73. La Cour rappelle que la notion de « vie privée » est une notion large, non susceptible d’une définition exhaustive. Elle englobe, entre autres, le droit à l’autonomie personnelle et au développement personnel (Pretty c. Royaume-Uni, no 2346/02, § 61, CEDH 2002‑III) et le droit à l’intégrité physique et morale (Tysiąc c. Pologne, no 5410/03, § 107, CEDH 2007‑I ; A, B et C c. Irlande [GC], no 25579/05, § 214, CEDH 2010 ; et Haas c. Suisse, no 31322/07, § 50, CEDH 2011). Elle inclut également des questions telles que la décision d’avoir ou non un enfant ou de devenir parents génétiques (Evans c. Royaume-Uni [GC], no 6339/05, § 71, CEDH 2007‑I) et le droit des détenus à procréer pendant leur emprisonnement (Dickson c. Royaume-Uni [GC], no 44362/04, § 66, CEDH 2007-V). De surcroît, dans l’arrêt Odièvre c. France ([GC], no 42326/98, § 29, CEDH 2003‑III), la Cour a statué que « [l]a naissance, et singulièrement les circonstances de celle-ci, relève de la vie privée de l’enfant, puis de l’adulte, garantie par l’article 8 de la Convention ».

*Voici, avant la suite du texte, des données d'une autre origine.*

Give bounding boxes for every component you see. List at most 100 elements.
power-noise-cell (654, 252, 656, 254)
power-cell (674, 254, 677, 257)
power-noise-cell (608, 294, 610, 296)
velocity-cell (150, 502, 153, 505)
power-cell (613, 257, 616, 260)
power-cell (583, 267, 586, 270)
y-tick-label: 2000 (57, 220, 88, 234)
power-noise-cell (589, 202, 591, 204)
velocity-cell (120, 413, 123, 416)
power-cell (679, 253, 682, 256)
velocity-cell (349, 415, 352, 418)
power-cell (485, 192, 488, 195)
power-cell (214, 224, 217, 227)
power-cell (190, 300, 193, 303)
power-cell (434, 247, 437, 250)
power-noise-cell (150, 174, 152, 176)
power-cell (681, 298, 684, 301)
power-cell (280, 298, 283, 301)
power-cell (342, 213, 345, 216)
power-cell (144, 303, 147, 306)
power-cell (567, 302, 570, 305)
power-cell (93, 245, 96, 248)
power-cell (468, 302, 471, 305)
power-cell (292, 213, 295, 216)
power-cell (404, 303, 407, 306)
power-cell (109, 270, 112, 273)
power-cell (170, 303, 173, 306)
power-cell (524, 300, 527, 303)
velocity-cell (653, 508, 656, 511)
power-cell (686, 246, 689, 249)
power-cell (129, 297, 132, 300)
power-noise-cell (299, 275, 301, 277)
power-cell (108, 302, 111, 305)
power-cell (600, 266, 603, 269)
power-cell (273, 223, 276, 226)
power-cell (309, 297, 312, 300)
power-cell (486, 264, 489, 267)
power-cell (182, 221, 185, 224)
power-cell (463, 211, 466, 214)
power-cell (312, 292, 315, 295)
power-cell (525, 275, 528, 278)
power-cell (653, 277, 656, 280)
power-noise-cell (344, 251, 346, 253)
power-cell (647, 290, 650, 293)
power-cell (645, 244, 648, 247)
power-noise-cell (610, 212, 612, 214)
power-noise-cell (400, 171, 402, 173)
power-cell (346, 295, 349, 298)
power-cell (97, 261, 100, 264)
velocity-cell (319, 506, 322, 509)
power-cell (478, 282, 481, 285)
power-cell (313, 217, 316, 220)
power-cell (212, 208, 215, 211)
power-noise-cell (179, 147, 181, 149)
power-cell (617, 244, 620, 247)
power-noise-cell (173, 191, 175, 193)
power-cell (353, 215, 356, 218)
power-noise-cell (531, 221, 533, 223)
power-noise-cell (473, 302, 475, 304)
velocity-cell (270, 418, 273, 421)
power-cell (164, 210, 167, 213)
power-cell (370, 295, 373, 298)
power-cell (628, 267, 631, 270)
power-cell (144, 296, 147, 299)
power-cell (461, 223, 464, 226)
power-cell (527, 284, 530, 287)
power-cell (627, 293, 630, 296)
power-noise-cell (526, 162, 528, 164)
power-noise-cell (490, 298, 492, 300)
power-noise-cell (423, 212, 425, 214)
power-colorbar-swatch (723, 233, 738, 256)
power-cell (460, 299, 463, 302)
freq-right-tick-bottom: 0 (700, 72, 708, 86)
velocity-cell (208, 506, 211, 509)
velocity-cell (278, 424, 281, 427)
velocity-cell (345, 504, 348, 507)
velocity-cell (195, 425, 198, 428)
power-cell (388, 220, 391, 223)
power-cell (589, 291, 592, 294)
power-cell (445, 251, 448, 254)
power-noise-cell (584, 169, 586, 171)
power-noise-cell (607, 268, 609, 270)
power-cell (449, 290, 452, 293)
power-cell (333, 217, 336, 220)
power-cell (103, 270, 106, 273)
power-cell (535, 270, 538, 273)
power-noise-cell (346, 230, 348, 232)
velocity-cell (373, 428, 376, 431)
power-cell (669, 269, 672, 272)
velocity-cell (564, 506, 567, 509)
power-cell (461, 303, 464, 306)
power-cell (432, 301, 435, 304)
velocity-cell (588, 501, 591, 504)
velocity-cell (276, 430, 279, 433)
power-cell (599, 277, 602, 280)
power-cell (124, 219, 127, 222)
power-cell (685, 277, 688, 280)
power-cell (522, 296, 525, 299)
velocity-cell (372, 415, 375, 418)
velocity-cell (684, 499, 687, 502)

74. La Cour souligne qu’en l’espèce, la question relative au champ d’application de l’article 8 de la Convention ne consiste pas à établir, comme le Gouvernement le prétend, si cette disposition couvre le droit d’accoucher à domicile avec l’assistance d’une sage-femme, mais bien si elle couvre le droit de définir les conditions dans lesquelles une femme doit accoucher.

75. S’appuyant sur la jurisprudence précitée, la Cour estime que donner naissance est un aspect particulièrement intime de la vie privée d’une mère. Il englobe des questions touchant à l’intégrité physique et morale, à l’acte médical, à la santé génésique et à la protection des informations relatives à la santé. Les décisions concernant les conditions de l’accouchement, y compris le choix du lieu, relèvent donc de la vie privée de la mère aux fins de l’article 8. La Cour rejette par conséquent l’objection du Gouvernement.

76. La Cour constate par ailleurs que la plainte n’est pas manifestement mal fondée au sens de l’article 35 § 3 a) de la Convention et qu’aucun autre motif d’irrecevabilité n’a été établi. La plainte doit donc être déclarée recevable.

B. Sur le fond

1. Obligations positives ou négatives au titre de l’article 8 de la Convention

77. Les requérantes dénoncent une ingérence dans les droits qui leur sont garantis par l’article 8 de la Convention. Le Gouvernement réfute cette ingérence.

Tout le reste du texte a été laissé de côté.